Mas nos nossos dias, torna-se ainda mais urgente considerar que a mensagem
revelada não se identifica com nenhuma cultura. E no encontro com novas
culturas ou com culturas que não acolheram a pregação cristã, não se deve
tentar impor uma determinada forma cultural junto com a proposta evangélica.

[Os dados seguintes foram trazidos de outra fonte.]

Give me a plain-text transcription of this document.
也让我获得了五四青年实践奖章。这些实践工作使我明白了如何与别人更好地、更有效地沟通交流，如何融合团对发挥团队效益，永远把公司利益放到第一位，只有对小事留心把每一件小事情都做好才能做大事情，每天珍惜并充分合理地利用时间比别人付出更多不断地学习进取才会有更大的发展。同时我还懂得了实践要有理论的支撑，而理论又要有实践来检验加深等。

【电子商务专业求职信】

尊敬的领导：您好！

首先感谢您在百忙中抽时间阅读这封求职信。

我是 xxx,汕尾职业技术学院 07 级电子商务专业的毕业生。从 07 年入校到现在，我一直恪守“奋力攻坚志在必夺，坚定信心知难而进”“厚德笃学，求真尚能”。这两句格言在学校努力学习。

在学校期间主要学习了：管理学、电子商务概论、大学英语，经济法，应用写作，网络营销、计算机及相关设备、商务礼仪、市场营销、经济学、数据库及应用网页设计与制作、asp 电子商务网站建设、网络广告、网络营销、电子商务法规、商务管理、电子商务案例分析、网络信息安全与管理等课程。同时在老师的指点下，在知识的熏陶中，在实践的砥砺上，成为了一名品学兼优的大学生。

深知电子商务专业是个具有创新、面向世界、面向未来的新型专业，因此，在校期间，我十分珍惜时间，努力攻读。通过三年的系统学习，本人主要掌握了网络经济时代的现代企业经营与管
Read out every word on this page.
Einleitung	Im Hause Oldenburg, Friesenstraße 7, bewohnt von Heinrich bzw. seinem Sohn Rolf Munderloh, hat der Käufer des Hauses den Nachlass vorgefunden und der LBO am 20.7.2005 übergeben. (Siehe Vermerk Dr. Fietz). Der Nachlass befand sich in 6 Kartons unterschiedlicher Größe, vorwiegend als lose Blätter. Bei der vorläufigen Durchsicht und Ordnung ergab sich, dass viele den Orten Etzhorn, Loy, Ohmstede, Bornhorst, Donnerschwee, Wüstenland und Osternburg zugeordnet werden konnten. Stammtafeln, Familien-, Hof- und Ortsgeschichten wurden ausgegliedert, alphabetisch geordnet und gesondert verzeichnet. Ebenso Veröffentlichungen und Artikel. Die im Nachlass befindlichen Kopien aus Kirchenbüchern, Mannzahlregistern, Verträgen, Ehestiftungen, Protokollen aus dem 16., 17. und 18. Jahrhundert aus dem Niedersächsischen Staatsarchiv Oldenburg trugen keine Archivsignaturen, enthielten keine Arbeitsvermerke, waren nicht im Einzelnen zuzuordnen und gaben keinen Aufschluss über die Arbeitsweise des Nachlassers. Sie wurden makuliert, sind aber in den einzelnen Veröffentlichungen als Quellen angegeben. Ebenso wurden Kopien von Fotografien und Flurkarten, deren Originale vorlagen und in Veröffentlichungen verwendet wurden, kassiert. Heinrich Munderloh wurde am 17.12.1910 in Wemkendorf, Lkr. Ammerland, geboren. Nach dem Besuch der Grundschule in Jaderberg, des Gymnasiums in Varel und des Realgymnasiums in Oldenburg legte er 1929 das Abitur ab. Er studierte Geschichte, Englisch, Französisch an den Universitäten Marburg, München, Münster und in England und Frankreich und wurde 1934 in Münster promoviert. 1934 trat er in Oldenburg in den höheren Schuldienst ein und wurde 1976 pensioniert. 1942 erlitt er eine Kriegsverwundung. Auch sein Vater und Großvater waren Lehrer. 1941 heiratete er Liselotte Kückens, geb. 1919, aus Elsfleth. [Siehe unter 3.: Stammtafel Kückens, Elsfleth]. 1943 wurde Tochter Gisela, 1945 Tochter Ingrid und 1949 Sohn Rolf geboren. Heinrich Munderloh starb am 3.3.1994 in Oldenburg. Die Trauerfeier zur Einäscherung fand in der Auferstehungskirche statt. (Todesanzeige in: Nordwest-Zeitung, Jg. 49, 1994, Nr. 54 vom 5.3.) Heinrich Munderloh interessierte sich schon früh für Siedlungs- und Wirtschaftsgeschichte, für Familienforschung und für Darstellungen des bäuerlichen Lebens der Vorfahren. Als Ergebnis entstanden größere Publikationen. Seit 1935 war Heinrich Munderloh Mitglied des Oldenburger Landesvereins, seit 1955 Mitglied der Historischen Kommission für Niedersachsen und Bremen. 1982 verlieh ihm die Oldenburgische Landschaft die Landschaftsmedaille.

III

Hoje, também na obra missionária convém mais do que nunca, não carregar bagagem
pesada.
Missão e martírio.
O senhor recordou várias vezes o íntimo vínculo que une estas duas
experiências.
Na vida
cristã a experiência do martírio e a proclamação do Evangelho a todos têm a
mesma origem, a mesma fonte, quando o amor de Deus derramado nos nossos
corações pelo Espírito Santo doa força, coragem e consolação. O martírio é a
máxima expressão do reconhecimento e do testemunho feito a Cristo, que
representam o cumprimento da missão, da obra apostólica. Penso sempre nos
irmãos coptas trucidados na Líbia, que pronunciavam em voz baixa o nome de
Jesus enquanto eram degolados. Penso nas Irmãs de Santa Madre Teresa mortas no
Iêmen, enquanto cuidavam dos pacientes muçulmanos de uma casa de idosos com
deficiências. Quando foram mortas, estavam com o avental de trabalho sobre o
hábito religioso. São todos vencedores, não “vítimas”. E seu martírio, até o
derramamento de sangue, ilumina o martírio que todos podem sofrer na vida todos
os dias, com o testemunho dado a Cristo todos os dias. Isso pode-se ver quando
se vai visitar os asilos de missionários idosos, muitas vezes debilitados pela
vida que levaram. Um missionário me disse que muitos deles perdem a memória e
não recordam mais nada do bem que fizeram. “Mas não tem importância”, me disse
“porque disso o Senhor se recorda muito bem”.